Yâren üyelerinin sayısı; il merkezi, ilçe ve köylerde farklı olmakla birlikte Yâren Meclisi, esas itibariyle 24 kişiden meydana gelir. Bu sayı; Oğuzlar’ın 24 boyunu sembolize eder.
“Büyükbaşağa”, diğeri yaren kahyası “Küçükbaşağa” olur. (Bunlar bazı yörelerde Büyük Yarenbaşı, Küçük Yarenbaşı olarak da adlandırılır.) Kimi yerlerde otuz ve daha fazla kişiden oluşan yarenlere “Büyük Yaren” denilir. Bu şekilde kurulan yarende ayrıca bir “Yarenbaşı Vekili” bulunur.
“Erfene” adi verilen yarenin ilk toplantısında; gelecek bahara kadar yapılacak çalışmalar, yarende yenecek yemekler, yaren üyelerinin adap ve erkânı ile ilgili ön konuşmalar yapılır. Yâren üyelerinin uyacağı kurallar tespit edilir. Düzenli olarak toplanılıp ahalinin dertleri üzerine değerlendirmeler yapılır.
Bundan sonraki bölümde ise sazlı, sözlü sohbetler başlar. Seyirlik oyunlar oynanır. İnsanlar arasındaki kardeşlik, yarenlik ilişkileri pekiştirilir. Toplantı öneriler, nasihatler ve öğütlerle bitirilir. Bir sonraki toplantının nerede ve nasıl yapılacağı da kararlaştırılır.

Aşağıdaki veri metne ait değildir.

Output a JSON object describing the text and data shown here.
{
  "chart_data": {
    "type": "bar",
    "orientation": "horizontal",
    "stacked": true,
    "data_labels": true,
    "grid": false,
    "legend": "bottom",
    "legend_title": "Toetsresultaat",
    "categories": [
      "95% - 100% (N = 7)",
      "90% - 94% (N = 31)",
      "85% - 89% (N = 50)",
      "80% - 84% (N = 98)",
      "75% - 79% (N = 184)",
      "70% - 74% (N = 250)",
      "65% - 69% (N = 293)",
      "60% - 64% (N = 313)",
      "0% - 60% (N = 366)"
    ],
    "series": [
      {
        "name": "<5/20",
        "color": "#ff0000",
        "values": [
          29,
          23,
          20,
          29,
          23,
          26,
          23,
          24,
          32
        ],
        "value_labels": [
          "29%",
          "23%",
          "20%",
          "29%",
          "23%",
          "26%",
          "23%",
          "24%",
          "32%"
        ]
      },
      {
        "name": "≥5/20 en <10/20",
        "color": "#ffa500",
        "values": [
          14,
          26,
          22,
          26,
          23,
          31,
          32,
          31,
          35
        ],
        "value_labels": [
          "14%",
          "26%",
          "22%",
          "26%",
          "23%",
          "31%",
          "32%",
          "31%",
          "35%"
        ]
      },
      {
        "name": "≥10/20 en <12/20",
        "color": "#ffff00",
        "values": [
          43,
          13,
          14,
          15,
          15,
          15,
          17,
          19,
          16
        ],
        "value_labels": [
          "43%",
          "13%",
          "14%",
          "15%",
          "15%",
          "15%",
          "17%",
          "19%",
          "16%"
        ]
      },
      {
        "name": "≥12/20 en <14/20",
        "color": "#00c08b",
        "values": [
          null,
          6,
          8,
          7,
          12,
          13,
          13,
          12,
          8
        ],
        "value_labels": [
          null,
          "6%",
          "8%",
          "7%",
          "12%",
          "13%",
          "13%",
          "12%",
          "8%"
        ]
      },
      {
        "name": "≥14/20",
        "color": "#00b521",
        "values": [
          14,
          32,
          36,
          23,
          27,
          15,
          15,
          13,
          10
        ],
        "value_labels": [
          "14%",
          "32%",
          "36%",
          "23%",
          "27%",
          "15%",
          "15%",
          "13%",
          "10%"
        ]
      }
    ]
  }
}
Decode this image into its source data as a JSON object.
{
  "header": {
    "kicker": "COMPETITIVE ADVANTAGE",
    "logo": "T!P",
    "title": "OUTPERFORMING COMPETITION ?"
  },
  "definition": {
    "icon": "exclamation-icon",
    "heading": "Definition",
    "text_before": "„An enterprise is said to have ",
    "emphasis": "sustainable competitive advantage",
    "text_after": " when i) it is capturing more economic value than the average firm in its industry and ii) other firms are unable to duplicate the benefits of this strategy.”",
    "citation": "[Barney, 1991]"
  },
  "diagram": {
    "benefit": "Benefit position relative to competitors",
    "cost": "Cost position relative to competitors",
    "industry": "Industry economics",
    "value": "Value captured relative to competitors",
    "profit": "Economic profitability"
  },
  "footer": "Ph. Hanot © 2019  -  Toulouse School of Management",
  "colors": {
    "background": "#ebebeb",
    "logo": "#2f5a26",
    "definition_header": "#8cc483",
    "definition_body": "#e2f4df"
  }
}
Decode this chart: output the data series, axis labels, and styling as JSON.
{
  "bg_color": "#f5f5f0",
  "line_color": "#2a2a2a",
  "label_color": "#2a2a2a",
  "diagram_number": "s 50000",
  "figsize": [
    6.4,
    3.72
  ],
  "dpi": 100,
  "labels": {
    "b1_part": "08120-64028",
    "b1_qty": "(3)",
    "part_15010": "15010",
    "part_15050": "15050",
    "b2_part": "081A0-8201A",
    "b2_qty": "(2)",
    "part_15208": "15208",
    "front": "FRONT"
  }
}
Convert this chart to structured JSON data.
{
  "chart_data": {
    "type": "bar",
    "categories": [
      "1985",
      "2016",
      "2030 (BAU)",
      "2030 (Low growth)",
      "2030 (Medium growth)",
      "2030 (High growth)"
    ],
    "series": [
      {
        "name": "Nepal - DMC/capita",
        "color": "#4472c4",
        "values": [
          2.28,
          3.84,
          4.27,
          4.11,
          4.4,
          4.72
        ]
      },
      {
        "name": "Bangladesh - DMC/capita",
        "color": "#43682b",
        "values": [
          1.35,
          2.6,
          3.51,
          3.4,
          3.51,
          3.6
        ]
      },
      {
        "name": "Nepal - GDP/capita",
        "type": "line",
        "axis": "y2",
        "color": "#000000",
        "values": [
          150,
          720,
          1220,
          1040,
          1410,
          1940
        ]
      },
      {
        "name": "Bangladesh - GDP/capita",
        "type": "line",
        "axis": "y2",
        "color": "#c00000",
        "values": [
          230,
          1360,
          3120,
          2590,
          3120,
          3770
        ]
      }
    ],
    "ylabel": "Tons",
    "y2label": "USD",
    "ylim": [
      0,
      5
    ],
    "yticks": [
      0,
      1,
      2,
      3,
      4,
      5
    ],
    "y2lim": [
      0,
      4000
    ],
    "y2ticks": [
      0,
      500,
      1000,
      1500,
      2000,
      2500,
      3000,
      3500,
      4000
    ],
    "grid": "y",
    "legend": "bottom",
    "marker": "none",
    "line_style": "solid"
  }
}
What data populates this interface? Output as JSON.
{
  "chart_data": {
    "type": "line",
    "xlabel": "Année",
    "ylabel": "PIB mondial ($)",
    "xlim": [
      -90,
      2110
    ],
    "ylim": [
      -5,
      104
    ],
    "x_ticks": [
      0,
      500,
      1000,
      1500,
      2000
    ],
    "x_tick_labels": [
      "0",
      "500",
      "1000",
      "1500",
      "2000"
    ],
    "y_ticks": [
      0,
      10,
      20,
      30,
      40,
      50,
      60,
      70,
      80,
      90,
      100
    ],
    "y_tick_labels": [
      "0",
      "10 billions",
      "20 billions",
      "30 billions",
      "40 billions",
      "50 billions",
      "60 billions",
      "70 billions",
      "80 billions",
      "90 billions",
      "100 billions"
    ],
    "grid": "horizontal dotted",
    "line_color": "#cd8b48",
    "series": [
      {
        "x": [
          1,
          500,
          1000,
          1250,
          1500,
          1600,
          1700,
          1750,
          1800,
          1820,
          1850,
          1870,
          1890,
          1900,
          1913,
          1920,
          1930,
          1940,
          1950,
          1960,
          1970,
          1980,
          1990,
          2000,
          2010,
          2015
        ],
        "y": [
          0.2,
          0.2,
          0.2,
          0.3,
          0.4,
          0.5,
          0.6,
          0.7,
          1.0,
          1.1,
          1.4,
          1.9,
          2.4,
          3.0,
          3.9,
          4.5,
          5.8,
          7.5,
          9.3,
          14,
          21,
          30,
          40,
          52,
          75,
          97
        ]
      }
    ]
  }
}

Kurallara uymayan yarenler için mahkemeler seher vaktinde kurulur. Ve belirlenen cezalarla nizam sağlanır.
Suçu sabit görülen yârenlere verilen cezalara örnekler vermek gerekirse;
Yârenleri, tıraş ettirmek.
Yârenleri, hamama götürmek.
Yârenlere, Yâren kahvehanesinde çay ısmarlamak.
Helva, tatlı yaptırmak.
Yâren Meclisi’nden kovulmak. (En ağır cezadır.)
Yârenlerin olmazsa olmaz özelliklerini bu köklerden almakla birlikte eğitim sadece mecliste değil sahada da devam etmektedir. Mahalle ve köylerin imar edilmesinde, köy kuyularının temizlenmesi, ilkokulların bakım ve inşası, köy çeşmelerinin onarımı, ihtiyaç sahiplerine yardım edilmesi, hasat zamanı köylünün mahsulünün tarladan kaldırılması gibi birlik ve beraberlik gerektiren işlerde yârenler hep sahadadır.
Yâren üyelerinden biri evlendiğinde düğünün bütün hizmetlerini Yâren Meclisi karşılar ve bunun gibi imece gerektiren çoğu işte hizmettedir.
Şimdilerde sadece eğlenceden ibaretmiş gibi algılansa da yarenlik geleneği, kökleri paylaşmaktan hatta büyüklerimin tabiriyle söyleyeyim üleşmekten geçen koca bir çınardır. Anadolu’muzun adı da paylaşmaktan gelmiyor mu.
Kar yılı var yılı derdi nenem. Bu sene kış bu kadar çetin geçmişken, yazı karşılayan şu günlerde neden bunu anlattın derseniz; yeni türeyen bir güruh dolaşıyor aramızda. Yeni çağda kendilerine göre bir pazar kurmuşlar, ahlaksızlığı eğlence, sınırsızlığı özgürlük ve saygısızlığı kültür olarak servis ediyorlar. Ama kasıtlı ama cahilane. Ramazan etkinlikleri adı altında ayın ruhuna aykırı gelişen eğlence sektörü de bunlardan biriydi. Bizim köklerimizin mermerden dağlar kadar sağlam olduğunu hatırlatmak bizden merak edip ötesini araştırmak sizden olsun.
Olanı bölüşürüz diyenlere, derdi de sevinci de üleşenlere, yârenlik ruhunu sinesinde hissedenlere selam ederiz.